BSFA Interviews: Adrian TchaikovskyIn this series, BSFA member and author, Gareth Worthington interviews other authors to gain insight into their writing and their writing process and find out about their latest work. We begin with the author, Adrian Tchaikovsky. |
1. So, to start, the one question I ask all authors: we all write for personal reasons, some of these change over time. Why did you start writing, and is it still the reason you write now?
In my teens I didn’t write, but I was very heavily into tabletop role-playing games. I loved creating worlds, basically, in immersive detail – worlds to visit and live in. When I was around 17-18 I ran into some books called the Dragonlance Chronicles that were, basically, a write up of someone’s Dungeons and Dragons campaign. This was the lightbulb moment that showed me that there was a path from the gamer I was to being a writer, and from that moment I didn’t stop. The main impetus – creating worlds that I could share with other people – hasn’t really changed, and in fact the skills involved are very similar.
2. Beyond the synopsis of Alien Clay, how would you describe your book to a fan?
Alien Clay, which is coming out 2024, is a book about alien ecology and human society and what happens when the two collide. A prison camp on an exoplanet where the biosphere works to wildly different rules to Earth biology. A repressive regime and a dissident academic. An environment of suspicion, informers and brutality. The themes of connection and alienation, with other people, with the wider alien world, for better or worse.
What do you think readers will be talking about most once they finish it?
“What the F*** was that all about?” Honestly, I’d be happy if people came away liking the social message of resistance to authoritarian regimes, but I’d be really happy if they just enjoyed the weirdness of the alien setup on Kiln, all the fun twists I run the ecology through.

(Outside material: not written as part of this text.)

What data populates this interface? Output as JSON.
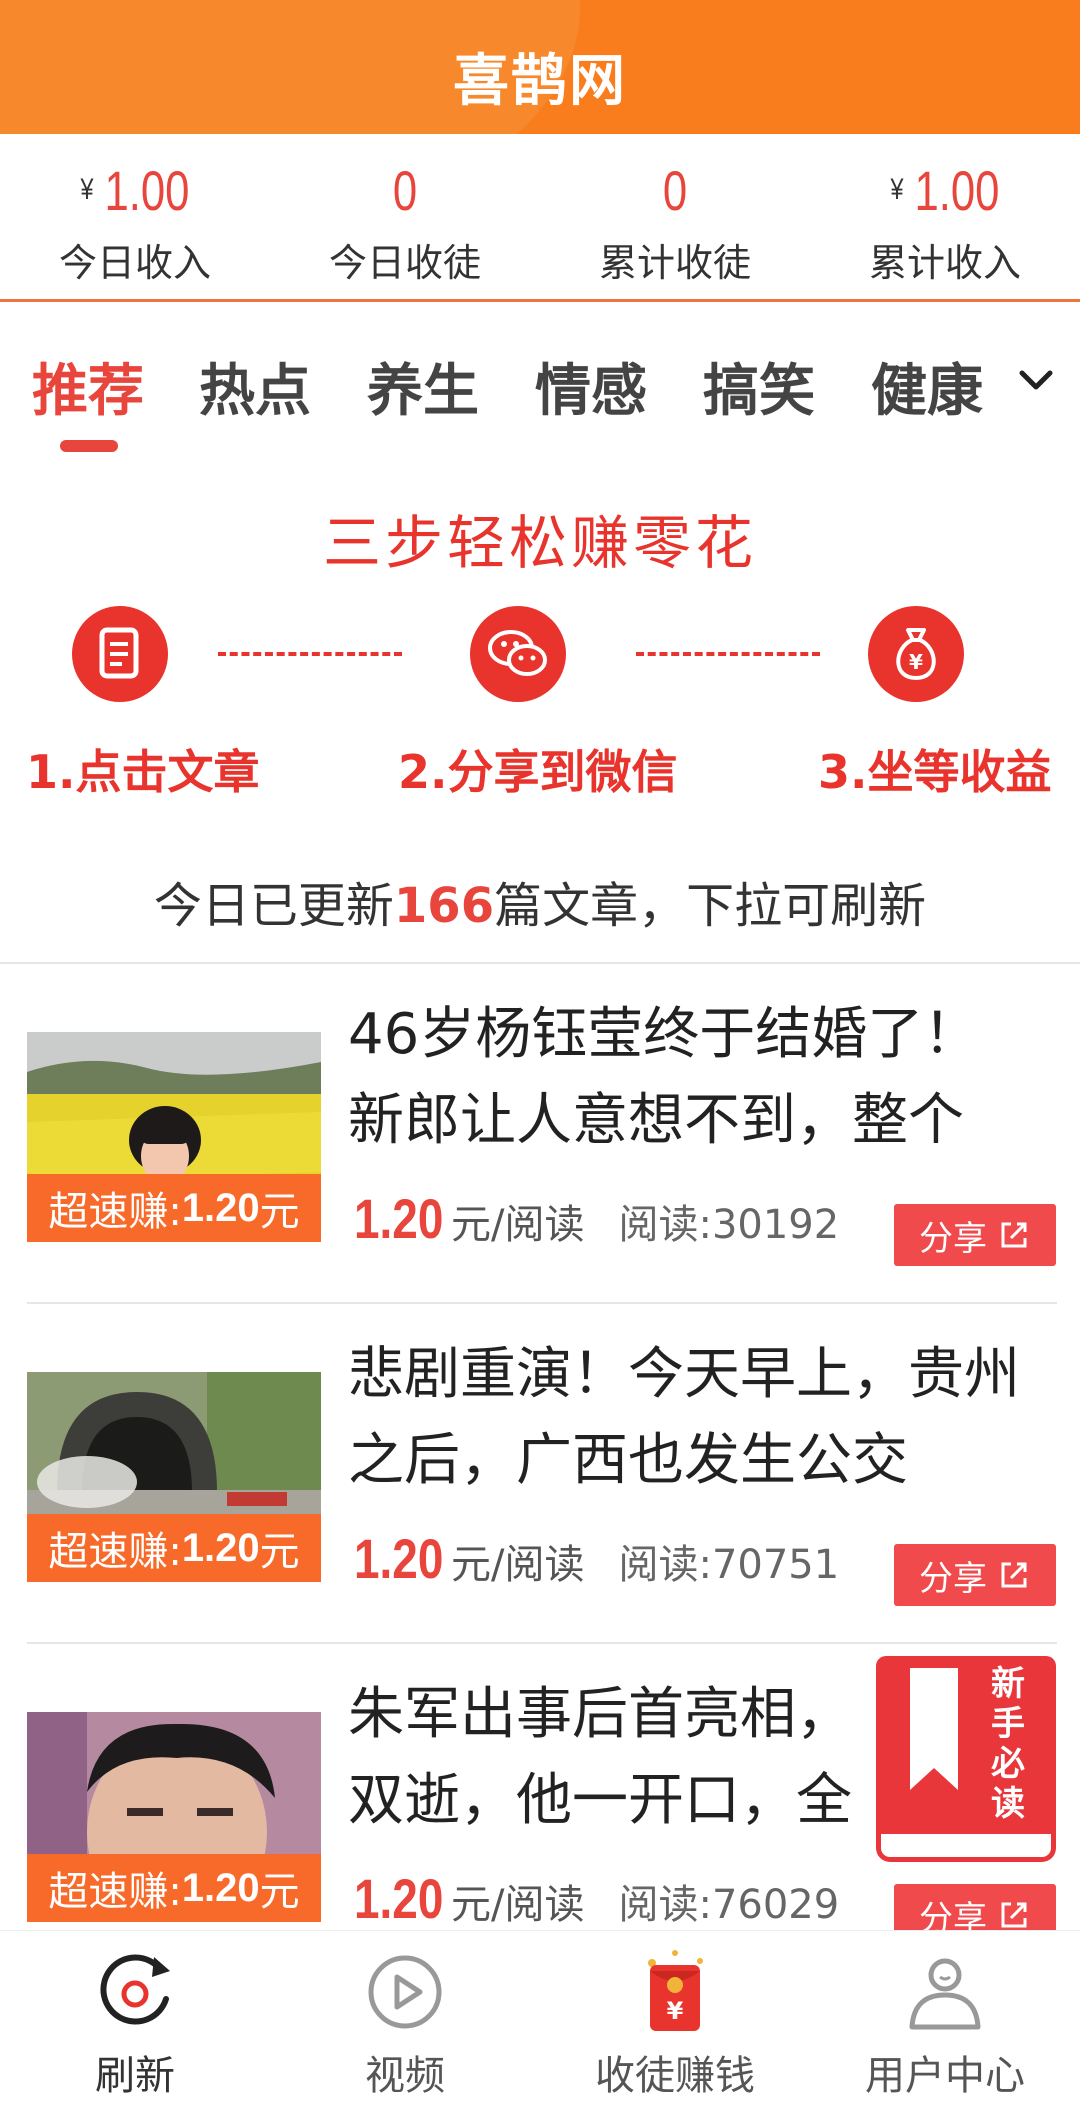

4. Do you find creative writing a freeing, like chaos without boundaries, or is the process a well-structured battle plan?
I think there’s an overlap point between those circles. I plan a great deal, the setting details especially, until I’m sufficiently surrounded by detail that everything is drawing from a coherent whole. Whilst I do tend to plan the plot details, it all arises out of the world, and the actual writing process, discovering the details, is still very freeing. It’s chaos pulling a wagon.

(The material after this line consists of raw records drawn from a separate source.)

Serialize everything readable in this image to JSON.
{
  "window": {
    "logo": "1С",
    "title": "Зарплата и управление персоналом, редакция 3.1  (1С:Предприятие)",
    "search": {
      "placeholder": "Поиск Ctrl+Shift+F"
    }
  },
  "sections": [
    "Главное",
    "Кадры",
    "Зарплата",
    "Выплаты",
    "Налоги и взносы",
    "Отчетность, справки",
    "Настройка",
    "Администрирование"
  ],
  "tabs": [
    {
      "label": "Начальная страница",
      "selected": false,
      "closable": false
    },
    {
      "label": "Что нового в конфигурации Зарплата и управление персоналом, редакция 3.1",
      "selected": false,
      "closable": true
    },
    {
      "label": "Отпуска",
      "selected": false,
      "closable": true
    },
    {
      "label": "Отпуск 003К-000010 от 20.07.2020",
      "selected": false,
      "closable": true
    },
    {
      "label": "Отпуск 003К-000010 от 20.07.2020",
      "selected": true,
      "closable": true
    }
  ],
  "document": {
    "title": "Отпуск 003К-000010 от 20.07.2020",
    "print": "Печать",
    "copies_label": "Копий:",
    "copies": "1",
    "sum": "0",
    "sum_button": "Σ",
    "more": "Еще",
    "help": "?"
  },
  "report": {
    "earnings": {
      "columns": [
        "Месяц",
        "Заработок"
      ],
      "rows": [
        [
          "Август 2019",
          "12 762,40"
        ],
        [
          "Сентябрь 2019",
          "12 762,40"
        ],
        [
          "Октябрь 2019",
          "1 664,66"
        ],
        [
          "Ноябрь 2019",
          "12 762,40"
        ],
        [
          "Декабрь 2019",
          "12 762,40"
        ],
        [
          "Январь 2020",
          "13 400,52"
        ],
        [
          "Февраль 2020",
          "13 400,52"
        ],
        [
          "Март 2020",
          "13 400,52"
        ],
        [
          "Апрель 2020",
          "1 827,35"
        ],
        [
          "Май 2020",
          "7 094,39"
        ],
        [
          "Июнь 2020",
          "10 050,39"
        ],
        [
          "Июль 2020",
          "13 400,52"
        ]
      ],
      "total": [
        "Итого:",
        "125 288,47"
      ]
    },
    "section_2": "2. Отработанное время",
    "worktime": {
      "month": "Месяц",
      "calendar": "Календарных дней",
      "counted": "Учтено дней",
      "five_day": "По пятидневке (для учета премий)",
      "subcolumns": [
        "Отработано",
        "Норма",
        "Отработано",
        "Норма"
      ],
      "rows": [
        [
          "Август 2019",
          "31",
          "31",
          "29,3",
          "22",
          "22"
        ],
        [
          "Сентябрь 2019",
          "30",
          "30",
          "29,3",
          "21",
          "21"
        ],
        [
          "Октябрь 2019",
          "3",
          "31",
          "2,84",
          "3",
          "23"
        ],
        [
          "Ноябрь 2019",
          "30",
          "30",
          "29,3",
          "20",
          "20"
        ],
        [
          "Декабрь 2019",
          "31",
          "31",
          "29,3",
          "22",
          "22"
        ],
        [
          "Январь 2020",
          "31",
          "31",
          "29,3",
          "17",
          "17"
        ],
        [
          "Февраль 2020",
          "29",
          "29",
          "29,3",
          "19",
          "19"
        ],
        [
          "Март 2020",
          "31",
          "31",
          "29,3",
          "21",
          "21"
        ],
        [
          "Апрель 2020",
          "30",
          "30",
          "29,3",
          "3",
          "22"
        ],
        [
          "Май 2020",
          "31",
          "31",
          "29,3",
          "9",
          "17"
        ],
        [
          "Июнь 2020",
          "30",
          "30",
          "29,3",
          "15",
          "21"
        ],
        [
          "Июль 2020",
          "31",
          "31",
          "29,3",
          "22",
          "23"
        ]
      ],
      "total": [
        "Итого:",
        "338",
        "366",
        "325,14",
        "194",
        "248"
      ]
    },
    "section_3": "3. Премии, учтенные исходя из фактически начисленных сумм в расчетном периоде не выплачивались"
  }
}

5. As an author, giving your characters names is always tricky – how do you choose?
Unlike titles, where my hit rate is very poor, character names tend to arise naturally. Often I’ll have particular cultural conventions, especially in a fantasy world where I might have a variety of different origins to distinguish between. Sometimes I’ll have an artificial naming convention, such as using Shakespearean characters for the spiders in Children of Time. Names just tend to suggest themselves most of the time, and I suspect I’m influenced by the personal connotations of specific sounds.
6. What is next for you? Can you tell us a little about your work in progress?
Aside from next year’s Alien Clay there’s quite a list of upcoming books on the slate. The fantasy series I started with City of Last Chances is marching on with two books written (the 2nd book, House of Open Wounds, is out December 2023). I have a book out from Tordotcom/Tor UK called Service Model which is about robots following their logical programming to do ridiculous things – whilst I’d never say I wrote like Douglas Adams, this is probably the closest I’ll ever get to it. My novellas with Solaris are also continuing with a new round, starting with an environmental SF horror/thriller titled Saturation Point.
7. If you could write another genre what would it be and why?
I should say first off I’ve never felt any drive to do so. Reading and writing, I tend to need at least a touch of the speculative, so that even if I wrote something ostensibly in another genre, it would likely go weird in the middle somewhere. A lot of SFF authors expand into detective or historical fiction, which feel like neighbouring territories with a lot of commonality. I suppose the obvious one would be full-on horror, which is something that I’m playing with in my novella work, and have inched into in a kind of incidental way in books like Children of Ruin. I am a bit of a milquetoast though, so I’m jot sure I have the nerve for it.
8. Will you be at any events in the coming months?
I’ve just come back from Fantasycon, of course, so as I write, this is the down season for conventions. Having said that I’m doing a couple of literary festivals in the next few weeks, and in October I’m at Halcon in Halifax, Canada, which will be my very first time across the Atlantic.
9. Where can readers find out more about you?
With so much of the internet on fire, the best spot is definitely adriantchaikovsky.com which is kept reasonable up to date (mostly because my wife does it) and has a good contact form if people want to get hold of me. I’m generally around as @aptshadow on most social media, at least right now.